Whether New Zealand would take more than 150 refugees banned from entering Australia was put to the office of Prime Minister of Jacinda Ardern but not answered by deadline.
Advocate Ian Rintoul from the Refugee Action Coalition says with a general election due in Australia by May, the opposition should not compromise.
"We see this condition being an unnecessary concession given that Labor's policy, and Labor is very likely to form the next government, Labor's policy is not to have any kind of concession or travel ban."
Refugee advocate Jana Favero from the Asylum Seeker Resource Centre says 52 children remain on Nauru, about 30 of whom she believes to be in a critical condition.
Ms Favero says the election of Kerryn Phelps is cause for hope.
"So with another cross bench member we are hoping that that pressure will increase and that we can get those children brought here urgently.
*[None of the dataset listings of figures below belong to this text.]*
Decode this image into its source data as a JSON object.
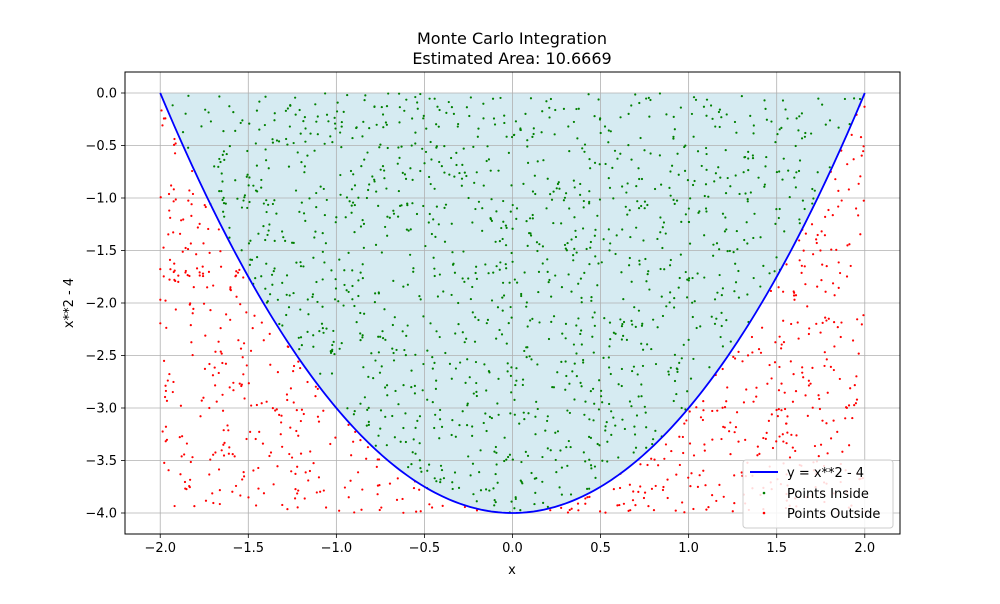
{
  "chart_data": {
    "type": "scatter",
    "title": "Monte Carlo Integration",
    "subtitle": "Estimated Area: 10.6669",
    "xlabel": "x",
    "ylabel": "x**2 - 4",
    "xlim": [
      -2.2,
      2.2
    ],
    "ylim": [
      -4.2,
      0.2
    ],
    "grid": true,
    "legend_position": "lower-right",
    "x_ticks": [
      -2.0,
      -1.5,
      -1.0,
      -0.5,
      0.0,
      0.5,
      1.0,
      1.5,
      2.0
    ],
    "x_tick_labels": [
      "−2.0",
      "−1.5",
      "−1.0",
      "−0.5",
      "0.0",
      "0.5",
      "1.0",
      "1.5",
      "2.0"
    ],
    "y_ticks": [
      0.0,
      -0.5,
      -1.0,
      -1.5,
      -2.0,
      -2.5,
      -3.0,
      -3.5,
      -4.0
    ],
    "y_tick_labels": [
      "0.0",
      "−0.5",
      "−1.0",
      "−1.5",
      "−2.0",
      "−2.5",
      "−3.0",
      "−3.5",
      "−4.0"
    ],
    "curve": {
      "label": "y = x**2 - 4",
      "function": "x**2 - 4",
      "x_range": [
        -2,
        2
      ],
      "color": "#0000ff"
    },
    "shaded_region": {
      "between": [
        "x**2 - 4",
        0
      ],
      "x_range": [
        -2,
        2
      ],
      "color": "#add8e6"
    },
    "scatter_series": [
      {
        "name": "Points Inside",
        "color": "#008000",
        "sample_domain": {
          "x": [
            -2,
            2
          ],
          "y": [
            -4,
            0
          ]
        },
        "condition": "y >= x**2 - 4",
        "approx_count": 1300
      },
      {
        "name": "Points Outside",
        "color": "#ff0000",
        "sample_domain": {
          "x": [
            -2,
            2
          ],
          "y": [
            -4,
            0
          ]
        },
        "condition": "y < x**2 - 4",
        "approx_count": 700
      }
    ]
  }
}
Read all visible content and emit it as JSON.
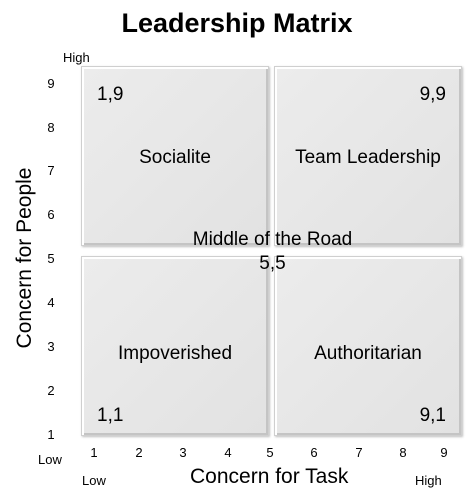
{
  "title": "Leadership Matrix",
  "y_axis": {
    "label": "Concern for People",
    "ticks": [
      "9",
      "8",
      "7",
      "6",
      "5",
      "4",
      "3",
      "2",
      "1"
    ],
    "high_label": "High",
    "low_label": "Low"
  },
  "x_axis": {
    "label": "Concern for Task",
    "ticks": [
      "1",
      "2",
      "3",
      "4",
      "5",
      "6",
      "7",
      "8",
      "9"
    ],
    "low_label": "Low",
    "high_label": "High"
  },
  "quadrants": {
    "top_left": {
      "name": "Socialite",
      "coord": "1,9"
    },
    "top_right": {
      "name": "Team Leadership",
      "coord": "9,9"
    },
    "bottom_left": {
      "name": "Impoverished",
      "coord": "1,1"
    },
    "bottom_right": {
      "name": "Authoritarian",
      "coord": "9,1"
    }
  },
  "center": {
    "name": "Middle of the Road",
    "coord": "5,5"
  }
}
As doctors have been telling us it's an absolute miracle that a child has not died already and if we continue this case by case situation there's a very real risk that a child will die. So they do need to all be brought to Australia for care and treatment with some urgency."
Manus Island refugee Behrouz Boochani says refugees would accept a ban on travelling to Australia if they were resettled in America or New Zealand.
He says the by-election has given refugees hope that things in Canberra are changing.
"Many political things changed over the past five years but nothing positive happened for us. But this time I think we should be hopeful because we have great support by some politicians in the parliament for the first time."
Sentiment could also be changing in the Australian community as demonstrated by about 1000 protesters at the Children's March for Nauru in Melbourne on Sunday.
"Morrison, Dutton, Shorten - we are marching now and will be voting soon. This generation has a conscience and your cruel policies of locking people up do not fly with us."
But political scientist Binoy Kampmark from Melbourne's RMIT University says he's sceptical that the by election winner will be able to bring about the evacuation of refugee children from Nauru to Australia.
"The reality is that the government, and to a certain extent the Labor party in opposition, they are also hedging their bets as to a policy that is on the one hand responsive to removing the refugees from the island but on the other hand, not sure where they go afterwards. The government seems to be very much in favour of preventing them from returning or coming to Australia except in the most extreme circumstances and that's something I don't think Phelps is necessarily going to change."
Dr Kampmark says despite the spotlight shone on Nauru by the Wentworth by-election, the majority of Australians may be so hardened to offshore detention that they accept its human consequences.